Owning The Morning (as a new dad)
Chris Palmore, a respected friend, recently asked me if I would be willing to contribute a short article to his series regarding owning the morning, to which I happily agreed. However as I sat contemplating from what angle I would approach this topic I started to feel as if recently the morning has been owning me, and that its only within the past month or so that I’ve begun to gain some foothold. If the morning does in fact own me what right do I have to contribute in any way to this dialogue of ideas and advice?
Six months ago I became the father of a beautiful baby boy named Henley, even typing that statement fills me with pride and joy backed by an overwhelming sense of responsibility. I remember the day we left the hospital thinking I’m responsible for guiding this tiny little life and how is that even possible when I still call my parents seeking advice and wisdom practically daily. Those first weeks were consumed in concern with every little noise he made as well as a constant presence of awe at the miracle of this new life. My mornings quickly owned me, there wasn’t much I did that didn’t revolve around tending to my son and pushing aside those things I previously considered vital to my own happiness. As time has progressed my wife and I have begun to settle into a schedule, although often interrupted or altered, to which we approach our mornings. Every week this process gets a little more familiar and relaxed yet it is often adjusted due to this new life and the unexpected demands that come alongside it.

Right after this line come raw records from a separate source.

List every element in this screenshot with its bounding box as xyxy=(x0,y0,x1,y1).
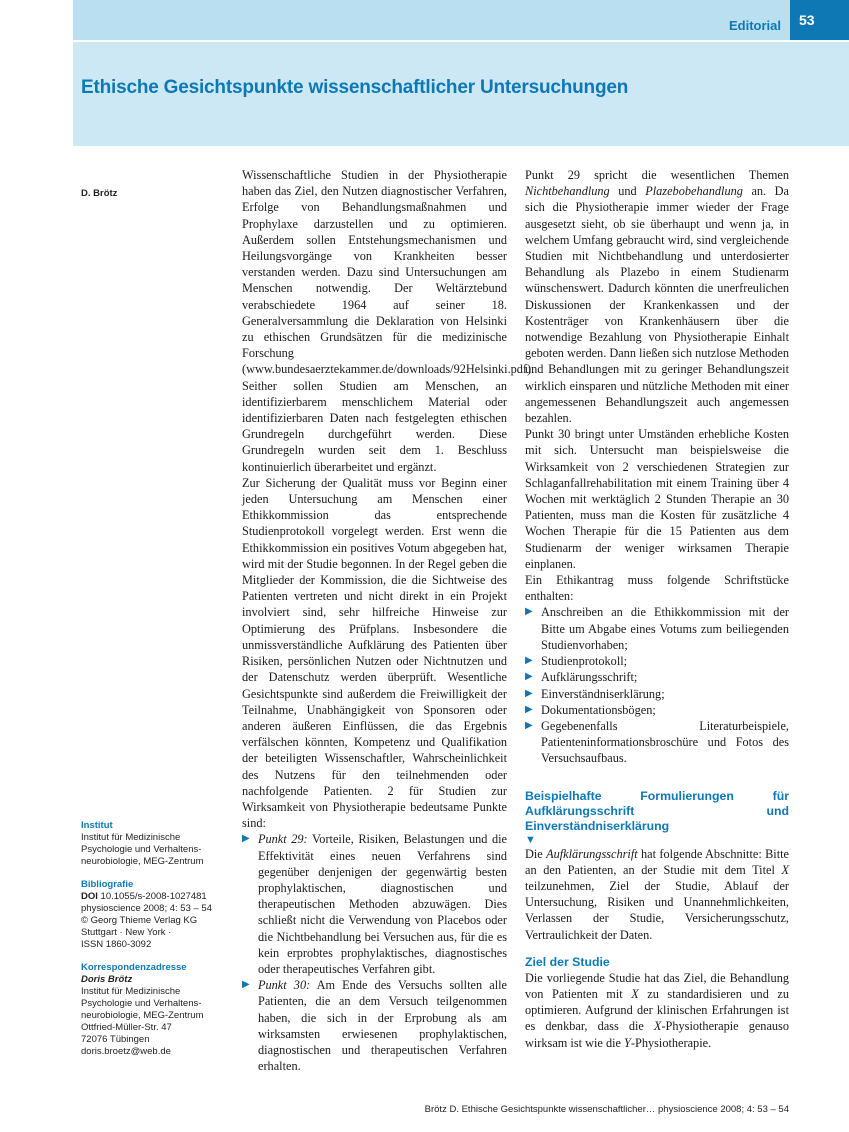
paragraph: Die vorliegende Studie hat das Ziel, die Behandlung von Patienten mit X zu standardisieren und zu optimieren. Aufgrund der klinischen Erfahrungen ist es denkbar, dass die X-Physiotherapie genauso wirksam ist wie die Y-Physiotherapie. xyxy=(525,970,789,1050)
korr-line: Psychologie und Verhaltens- xyxy=(81,998,202,1009)
bullet-arrow-icon: ▶ xyxy=(525,687,533,699)
section-heading: Ziel der Studie xyxy=(525,954,610,969)
list-item: ▶ Anschreiben an die Ethikkommission mit der Bitte um Abgabe eines Votums zum beiliegenden Studienvorhaben; xyxy=(525,605,789,652)
biblio-line: Stuttgart · New York · xyxy=(81,927,172,938)
paragraph: Die Aufklärungsschrift hat folgende Abschnitte: Bitte an den Patienten, an der Studie mit dem Titel X teilzunehmen, Ziel der Studie, Ablauf der Untersuchung, Risiken und Unannehmlichkeiten, Verlassen der Studie, Versicherungsschutz, Vertraulichkeit der Daten. xyxy=(525,846,789,942)
bullet-arrow-icon: ▶ xyxy=(525,703,533,715)
list-item: ▶ Gegebenenfalls Literaturbeispiele, Patienteninformationsbroschüre und Fotos des Versuchsaufbaus. xyxy=(525,718,789,766)
paragraph: Ein Ethikantrag muss folgende Schriftstücke enthalten: xyxy=(525,573,789,604)
bullet-arrow-icon: ▶ xyxy=(242,833,250,845)
bullet-arrow-icon: ▶ xyxy=(525,655,533,667)
sidebar-info xyxy=(81,820,231,1058)
author: D. Brötz xyxy=(81,188,118,199)
institut-line: neurobiologie, MEG-Zentrum xyxy=(81,856,204,867)
paragraph: Wissenschaftliche Studien in der Physiotherapie haben das Ziel, den Nutzen diagnostischer Verfahren, Erfolge von Behandlungsmaßnahmen und Prophylaxe darzustellen und zu optimieren. Außerdem sollen Entstehungsmechanismen und Heilungsvorgänge von Krankheiten besser verstanden werden. Dazu sind Untersuchungen am Menschen notwendig. Der Weltärztebund verabschiedete 1964 auf seiner 18. Generalversammlung die Deklaration von Helsinki zu ethischen Grundsätzen für die medizinische Forschung (www.bundesaerztekammer.de/downloads/92Helsinki.pdf). Seither sollen Studien am Menschen, an identifizierbarem menschlichem Material oder identifizierbaren Daten nach festgelegten ethischen Grundregeln durchgeführt werden. Diese Grundregeln wurden seit dem 1. Beschluss kontinuierlich überarbeitet und ergänzt. xyxy=(242,168,535,474)
triangle-down-icon: ▼ xyxy=(525,833,536,846)
doi-line xyxy=(81,891,231,903)
list-item: ▶ Studienprotokoll; xyxy=(525,654,628,669)
biblio-line: physioscience 2008; 4: 53 – 54 xyxy=(81,903,212,914)
section-heading: Beispielhafte Formulierungen für Aufklärungsschrift und Einverständniserklärung xyxy=(525,788,789,833)
doi-label: DOI xyxy=(81,891,98,902)
bullet-text: Vorteile, Risiken, Belastungen und die Effektivität eines neuen Verfahrens sind gegenüber denjenigen der gegenwärtig besten prophylaktischen, diagnostischen und therapeutischen Methoden abzuwägen. Dies schließt nicht die Verwendung von Placebos oder die Nichtbehandlung bei Versuchen aus, für die es kein erprobtes prophylaktisches, diagnostisches oder therapeutisches Verfahren gibt. xyxy=(258,832,507,976)
list-item xyxy=(242,977,507,1074)
biblio-heading: Bibliografie xyxy=(81,879,134,890)
biblio-line: © Georg Thieme Verlag KG xyxy=(81,915,198,926)
korr-line: neurobiologie, MEG-Zentrum xyxy=(81,1010,204,1021)
page-number: 53 xyxy=(790,0,849,40)
bullet-arrow-icon: ▶ xyxy=(525,606,533,618)
doi-value[interactable]: 10.1055/s-2008-1027481 xyxy=(100,891,207,902)
article-title: Ethische Gesichtspunkte wissenschaftlicher Untersuchungen xyxy=(81,77,629,98)
list-item xyxy=(242,831,507,977)
korr-line: 72076 Tübingen xyxy=(81,1034,150,1045)
list-item: ▶ Dokumentationsbögen; xyxy=(525,702,656,717)
korr-email[interactable]: doris.broetz@web.de xyxy=(81,1046,171,1057)
list-item: ▶ Aufklärungsschrift; xyxy=(525,670,638,685)
paragraph: Punkt 29 spricht die wesentlichen Themen Nichtbehandlung und Plazebobehandlung an. Da sich die Physiotherapie immer wieder der Frage ausgesetzt sieht, ob sie überhaupt und wenn ja, in welchem Umfang gebraucht wird, sind vergleichende Studien mit Nichtbehandlung und unterdosierter Behandlung als Plazebo in einem Studienarm wünschenswert. Dadurch könnten die unerfreulichen Diskussionen der Krankenkassen und der Kostenträger von Krankenhäusern über die notwendige Bezahlung von Physiotherapie Einhalt geboten werden. Dann ließen sich nutzlose Methoden und Behandlungen mit zu geringer Behandlungszeit wirklich einsparen und nützliche Methoden mit einer angemessenen Behandlungszeit auch angemessen bezahlen. xyxy=(525,168,790,426)
paragraph: Punkt 30 bringt unter Umständen erhebliche Kosten mit sich. Untersucht man beispielsweise die Wirksamkeit von 2 verschiedenen Strategien zur Schlaganfallrehabilitation mit einem Training über 4 Wochen mit werktäglich 2 Stunden Therapie an 30 Patienten, muss man die Kosten für zusätzliche 4 Wochen Therapie für die 15 Patienten aus dem Studienarm der weniger wirksamen Therapie einplanen. xyxy=(525,427,789,571)
korr-heading: Korrespondenzadresse xyxy=(81,962,187,973)
text-column-1 xyxy=(242,167,535,1074)
section-label: Editorial xyxy=(728,18,781,33)
biblio-line: ISSN 1860-3092 xyxy=(81,939,152,950)
bullet-arrow-icon: ▶ xyxy=(525,719,533,731)
korr-line: Ottfried-Müller-Str. 47 xyxy=(81,1022,172,1033)
text-column-2 xyxy=(525,167,789,1051)
bullet-label: Punkt 30: xyxy=(258,978,311,993)
korr-name: Doris Brötz xyxy=(81,974,133,985)
institut-line: Psychologie und Verhaltens- xyxy=(81,844,202,855)
bullet-label: Punkt 29: xyxy=(258,832,308,847)
bullet-text: Am Ende des Versuchs sollten alle Patienten, die an dem Versuch teilgenommen haben, die sich in der Erprobung als am wirksamsten erwiesenen prophylaktischen, diagnostischen und therapeutischen Verfahren erhalten. xyxy=(258,978,507,1074)
page-footer: Brötz D. Ethische Gesichtspunkte wissenschaftlicher… physioscience 2008; 4: 53 – 54 xyxy=(424,1104,789,1115)
korr-line: Institut für Medizinische xyxy=(81,986,181,997)
bullet-arrow-icon: ▶ xyxy=(242,979,250,991)
institut-line: Institut für Medizinische xyxy=(81,832,181,843)
bullet-arrow-icon: ▶ xyxy=(525,671,533,683)
paragraph: Zur Sicherung der Qualität muss vor Beginn einer jeden Untersuchung am Menschen einer Ethikkommission das entsprechende Studienprotokoll vorgelegt werden. Erst wenn die Ethikkommission ein positives Votum abgegeben hat, wird mit der Studie begonnen. In der Regel geben die Mitglieder der Kommission, die die Sichtweise des Patienten vertreten und nicht direkt in ein Projekt involviert sind, sehr hilfreiche Hinweise zur Optimierung des Prüfplans. Insbesondere die unmissverständliche Aufklärung des Patienten über Risiken, persönlichen Nutzen oder Nichtnutzen und der Datenschutz werden überprüft. Wesentliche Gesichtspunkte sind außerdem die Freiwilligkeit der Teilnahme, Unabhängigkeit von Sponsoren oder anderen äußeren Einflüssen, die das Ergebnis verfälschen könnten, Kompetenz und Qualifikation der beteiligten Wissenschaftler, Wahrscheinlichkeit des Nutzens für den teilnehmenden oder nachfolgende Patienten. 2 für Studien zur Wirksamkeit von Physiotherapie bedeutsame Punkte sind: xyxy=(242,475,507,831)
list-item: ▶ Einverständniserklärung; xyxy=(525,686,665,701)
institut-heading: Institut xyxy=(81,820,113,831)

I could share with you the habits I’ve formed and the self care I’ve implemented in my mornings. I truly believe that owning each and every morning we are blessed enough to enjoy is a necessity to living a healthy life, however I feel there is also wisdom in accepting those periods of transition, struggle, and fear. There are mornings we feel own us yet the reality is that they are still ours, although unfamiliar and unwilling to fit neatly into the mold we so meticulously constructed. To step into these transitions of life with the knowledge that life is fluid and will change whether or not we deem it time to do so is where we find our freedom to own the morning. This willingness to allow the feared and unknowable aspects of life to wash over us and change us enables us to find peace and ownership. Even in the most confusing periods we face ranging from the demand on time the addition of a new life brings to finding new meaning in the abundance of empty space that comes with the loss of a loved one. Strangely enough the moral of the story is that it’s only in surrendering our lives to the beautiful struggle that they will be, with or without our consent, that we find the ability to own them.